Worth pointing out: I thought it was just the SIMD that made it fast when I firs...

glangdale · on April 2, 2020

This is a good explanation of why it's fast.

An interesting point with the design of simdjson loses its branchlessness in "stage 2". I originally had a bunch of very elaborate plans to try to stay branchless far further into the parsing process. It proved just too hard to make it work. There were some promising things that ultra-modern Intel chips - meaning Icelake - and future iterations of ARM (SVE/SVE2) - are adding to their SIMD abilities, so it might be worth revisiting this in a few years (there aren't too many Icelake boxes out there and SVE barely exists).

jkeiser · on April 2, 2020

Yep. Most of stage 2's branchiness essentially comes from "is the next thing an array? object? string? number? Handle it differently if so."

Making it so you can handle all the brackets at once, all the strings at once, all the numbers at once, would make a big difference, and we're thinking about that. Another thing that could help is making the if statement more predictable using type information from the user. get<int>() could mean "I expect this next thing to be an integer, so parse it that way and just yell if it's not, please."

It's difficult. But it's why I'm still so fascinated! Solving JSON thoroughly and completely will give us a lot of information on how to quickly parse XML, YAML, and other file formats.

We've clearly been collectively doing parsing wrong (including me) if there's this much of a gap.
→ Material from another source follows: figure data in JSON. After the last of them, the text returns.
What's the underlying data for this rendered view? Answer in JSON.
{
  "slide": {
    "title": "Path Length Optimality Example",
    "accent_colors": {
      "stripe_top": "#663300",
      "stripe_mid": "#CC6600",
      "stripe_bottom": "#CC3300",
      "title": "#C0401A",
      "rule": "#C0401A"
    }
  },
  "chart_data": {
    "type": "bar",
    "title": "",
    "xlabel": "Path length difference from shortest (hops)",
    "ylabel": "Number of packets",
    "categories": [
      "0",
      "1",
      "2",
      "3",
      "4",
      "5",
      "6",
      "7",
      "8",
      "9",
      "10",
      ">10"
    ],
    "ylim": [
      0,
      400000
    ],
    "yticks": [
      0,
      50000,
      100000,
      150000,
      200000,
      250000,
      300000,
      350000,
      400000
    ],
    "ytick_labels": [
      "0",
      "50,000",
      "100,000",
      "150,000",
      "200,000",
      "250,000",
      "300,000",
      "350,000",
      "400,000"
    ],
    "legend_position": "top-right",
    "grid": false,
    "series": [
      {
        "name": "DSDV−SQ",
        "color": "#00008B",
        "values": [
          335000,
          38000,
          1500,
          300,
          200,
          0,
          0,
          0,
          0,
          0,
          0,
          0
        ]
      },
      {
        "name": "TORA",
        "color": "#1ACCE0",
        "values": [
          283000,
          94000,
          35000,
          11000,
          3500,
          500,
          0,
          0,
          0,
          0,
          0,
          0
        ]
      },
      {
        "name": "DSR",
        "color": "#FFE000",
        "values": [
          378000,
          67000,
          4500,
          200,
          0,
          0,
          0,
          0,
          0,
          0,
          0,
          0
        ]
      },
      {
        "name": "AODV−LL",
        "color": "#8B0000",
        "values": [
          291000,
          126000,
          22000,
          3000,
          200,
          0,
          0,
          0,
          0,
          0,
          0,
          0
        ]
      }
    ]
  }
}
It's exciting to see something innovative and new in this domain and even being able to contribute to it :) @lemire deserves a ton of credit for making an actual project out of his work and promoting it; I likely wouldn't have heard of it otherwise.
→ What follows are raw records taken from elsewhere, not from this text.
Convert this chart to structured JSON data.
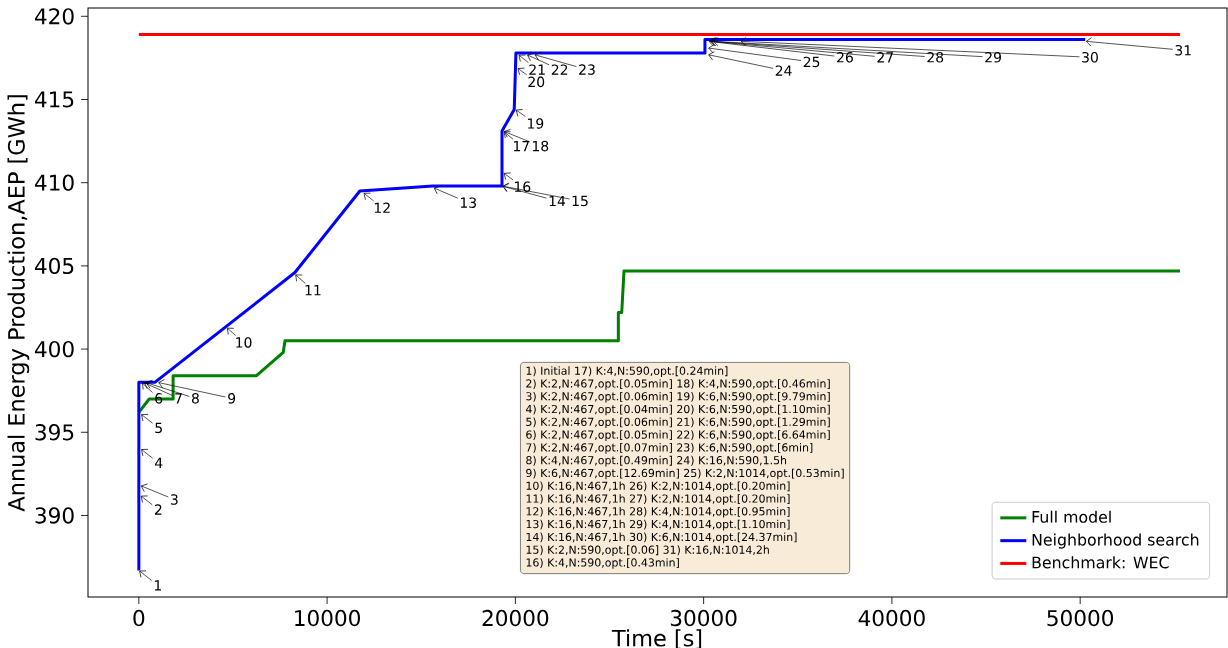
{
  "chart_data": {
    "type": "line",
    "xlabel": "Time [s]",
    "ylabel": "Annual Energy Production,AEP [GWh]",
    "xlim": [
      -2700,
      57800
    ],
    "ylim": [
      385.1,
      420.5
    ],
    "xticks": [
      0,
      10000,
      20000,
      30000,
      40000,
      50000
    ],
    "yticks": [
      390,
      395,
      400,
      405,
      410,
      415,
      420
    ],
    "grid": false,
    "legend": "bottom right",
    "series": [
      {
        "name": "Full model",
        "color": "#008000",
        "x": [
          0,
          550,
          1820,
          1820,
          6250,
          7670,
          7760,
          25470,
          25470,
          25650,
          25770,
          55300
        ],
        "values": [
          396.2,
          397.0,
          397.0,
          398.4,
          398.4,
          399.8,
          400.5,
          400.5,
          402.2,
          402.2,
          404.7,
          404.7
        ]
      },
      {
        "name": "Neighborhood search",
        "color": "#0000ff",
        "x": [
          0,
          0,
          850,
          8290,
          11740,
          15620,
          19290,
          19290,
          19940,
          20030,
          30070,
          30070,
          50270
        ],
        "values": [
          386.7,
          398.0,
          398.0,
          404.6,
          409.5,
          409.8,
          409.8,
          413.1,
          414.4,
          417.8,
          417.8,
          418.6,
          418.6
        ]
      },
      {
        "name": "Benchmark: WEC",
        "color": "#ff0000",
        "x": [
          0,
          55300
        ],
        "values": [
          418.9,
          418.9
        ]
      }
    ],
    "annotations": [
      {
        "text": "1",
        "x": 0,
        "y": 386.7
      },
      {
        "text": "2",
        "x": 80,
        "y": 391.2
      },
      {
        "text": "3",
        "x": 80,
        "y": 391.8
      },
      {
        "text": "4",
        "x": 100,
        "y": 394.0
      },
      {
        "text": "5",
        "x": 100,
        "y": 396.1
      },
      {
        "text": "6",
        "x": 150,
        "y": 398.0
      },
      {
        "text": "7",
        "x": 250,
        "y": 398.0
      },
      {
        "text": "8",
        "x": 350,
        "y": 398.0
      },
      {
        "text": "9",
        "x": 1000,
        "y": 398.0
      },
      {
        "text": "10",
        "x": 4660,
        "y": 401.3
      },
      {
        "text": "11",
        "x": 8290,
        "y": 404.5
      },
      {
        "text": "12",
        "x": 11920,
        "y": 409.4
      },
      {
        "text": "13",
        "x": 15640,
        "y": 409.7
      },
      {
        "text": "14",
        "x": 19290,
        "y": 409.8
      },
      {
        "text": "15",
        "x": 19290,
        "y": 409.8
      },
      {
        "text": "16",
        "x": 19360,
        "y": 410.6
      },
      {
        "text": "17",
        "x": 19360,
        "y": 413.1
      },
      {
        "text": "18",
        "x": 19360,
        "y": 413.1
      },
      {
        "text": "19",
        "x": 20000,
        "y": 414.4
      },
      {
        "text": "20",
        "x": 20100,
        "y": 416.9
      },
      {
        "text": "21",
        "x": 20150,
        "y": 417.7
      },
      {
        "text": "22",
        "x": 20600,
        "y": 417.7
      },
      {
        "text": "23",
        "x": 20990,
        "y": 417.7
      },
      {
        "text": "24",
        "x": 30210,
        "y": 417.7
      },
      {
        "text": "25",
        "x": 30210,
        "y": 418.1
      },
      {
        "text": "26",
        "x": 30230,
        "y": 418.5
      },
      {
        "text": "27",
        "x": 30300,
        "y": 418.5
      },
      {
        "text": "28",
        "x": 30350,
        "y": 418.5
      },
      {
        "text": "29",
        "x": 30450,
        "y": 418.5
      },
      {
        "text": "30",
        "x": 31930,
        "y": 418.5
      },
      {
        "text": "31",
        "x": 50270,
        "y": 418.5
      },
      "1) Initial 17) K:4,N:590,opt.[0.24min]",
      "2) K:2,N:467,opt.[0.05min] 18) K:4,N:590,opt.[0.46min]",
      "3) K:2,N:467,opt.[0.06min] 19) K:6,N:590,opt.[9.79min]",
      "4) K:2,N:467,opt.[0.04min] 20) K:6,N:590,opt.[1.10min]",
      "5) K:2,N:467,opt.[0.06min] 21) K:6,N:590,opt.[1.29min]",
      "6) K:2,N:467,opt.[0.05min] 22) K:6,N:590,opt.[6.64min]",
      "7) K:2,N:467,opt.[0.07min] 23) K:6,N:590,opt.[6min]",
      "8) K:4,N:467,opt.[0.49min] 24) K:16,N:590,1.5h",
      "9) K:6,N:467,opt.[12.69min] 25) K:2,N:1014,opt.[0.53min]",
      "10) K:16,N:467,1h 26) K:2,N:1014,opt.[0.20min]",
      "11) K:16,N:467,1h 27) K:2,N:1014,opt.[0.20min]",
      "12) K:16,N:467,1h 28) K:4,N:1014,opt.[0.95min]",
      "13) K:16,N:467,1h 29) K:4,N:1014,opt.[1.10min]",
      "14) K:16,N:467,1h 30) K:6,N:1014,opt.[24.37min]",
      "15) K:2,N:590,opt.[0.06] 31) K:16,N:1014,2h",
      "16) K:4,N:590,opt.[0.43min]"
    ]
  }
}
glangdale · on April 2, 2020

That's right. There's a problem which I referred to as the toothpaste problem - you can squeeze the needed branchiness around but you can't make it go away entirely (at least, I couldn't).

There used to be 4 stages (stage 1 was the marks, stage 2 was bits-to-indexes, stage 3 was the tape construction and stage 4 was the 'clean everything up and do all the hard stuff'). It's possible - though awkward - to do tape construction branchlessly, but the gyrations required were expensive and weird and it just delayed the reckoning.

I built a prototype of the 'gather all the X at once and handle it in one go' and the logic to gather that stuff was more expensive than just handling everything.

In my wacky world of branch free coding (which I've been doing a while) there are worse things than missing a branch. The idea that you can accumulate an array branchlessly (i.e. always put the thing you have in a location somewhere and bump a pointer when you need to) seems pretty cool, but branch miss is not the only hazard. This technique of branchlessly writing a log is a anti-pattern I've tried over and over again and a stream of unpredictable writes is just as big a pain as a bunch of unpredictable branches - it causes the pipeline to come to a screaming halt. If you can get it going somehow (new SIMD tricks? better algorithm?) I'd be impressed.

Get my email from Daniel or hit me up in Twitter DMs if you want to discuss further.

glangdale · on April 2, 2020

... and yes, agreed that Daniel has done a great job making this into a real thing. This would have stayed a bunch of code sketches if I had been the only one working on it. In terms of quality, the project now is well on the way to being commercial quality code rather than the research prototype that I did. I understand I have you to thank for that as well!